Please help
the graph of g(x) is f(x) translated to the left 8 units and up 2 units what is the function rule for g(x) given f(x)=x^2.
Can someone explain this to me.
The I have a graph that has the top corner shaded the point is on 1 going off the side and the other line is going to an angle up to 6 on the y axis is there anyway you might be able to help write an inequality.it looks kinda like the inequality y<=[x+3]+1 except oppisite sides of graph and different numbers
f(x-h) is the graph of f(x) translated to the right by h units.
So, you have g(x) = f(x+8)
g(x)-k = f(x) is the graph translated up k units
So, now you have
g(x)-2 = f(x+8)
or
g(x) = f(x-8) + 2
g(x) = (x-8)^2 + 2
As for the inequality, it's a bit murky. What does "the point is on 1" mean?
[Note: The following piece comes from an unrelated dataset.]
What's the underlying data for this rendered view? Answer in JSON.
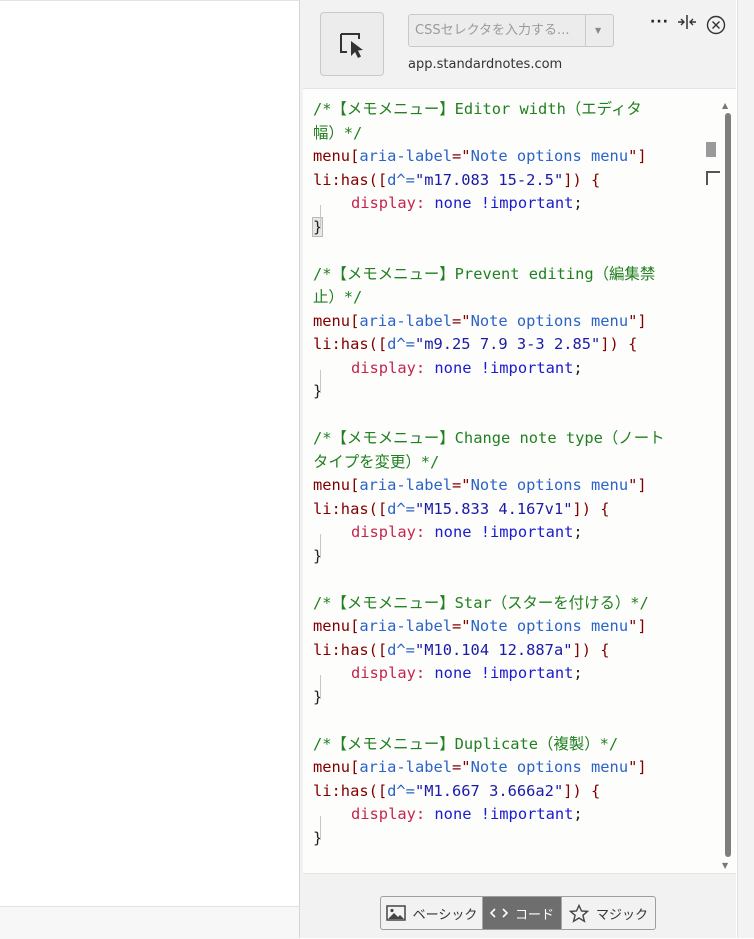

Give us some coordinates, how they are connected, and which region is shaded. "Top corner" doesn't pin it down enough.
oops g(x) = (x+8)^2 + 2
To find the function rule for g(x) given f(x) = x^2, which is a translation of f(x) to the left 8 units and up 2 units, you need to apply the appropriate transformations to the original function.
1. Translation to the left: When a function is translated to the left by 'a' units, you subtract 'a' from the x-coordinate of each point on the graph.
In this case, since f(x) is translated to the left by 8 units, the new function g(x) will have the x-coordinate of each point decreased by 8.
2. Translation up: When a function is translated up by 'b' units, you add 'b' to the y-coordinate of each point on the graph.
In this case, since f(x) is translated up by 2 units, the new function g(x) will have the y-coordinate of each point increased by 2.
So, to obtain the function rule for g(x), we subtract 8 from x and add 2 to y in the function rule for f(x), which is f(x) = x^2.
Therefore, the function rule for g(x) is g(x) = (x-8)^2 + 2.
Now, moving on to the second part of your question about writing an inequality to match the given graph:
Based on your description, the graph looks like a shaded region that has one side going along the x-axis and the other side slanting upwards (positive slope).
To write an inequality for this graph, we can start with the inequality y ≤ (x + 3) + 1, but we need to make some modifications:
1. Opposite sides of the graph: Since you mentioned that the graph has opposite sides shaded, it means we need to reverse the inequality sign for one side.
Since the original inequality has ≤ (less than or equal to), we can change it to ≥ (greater than or equal to) for the other side.
2. Different numbers: We need to adjust the numbers in the inequality to match the specific graph.
Without knowing the exact details, we can modify the inequality as follows:
y ≤ -(x - 3) + 1
In this inequality, the left side represents the y-values, and the right side represents the corresponding x-values in the shaded region.
Remember, this modified inequality is based on the information you provided about the graph's appearance. If you have more specific information or the actual graph, the inequality can be adjusted accordingly.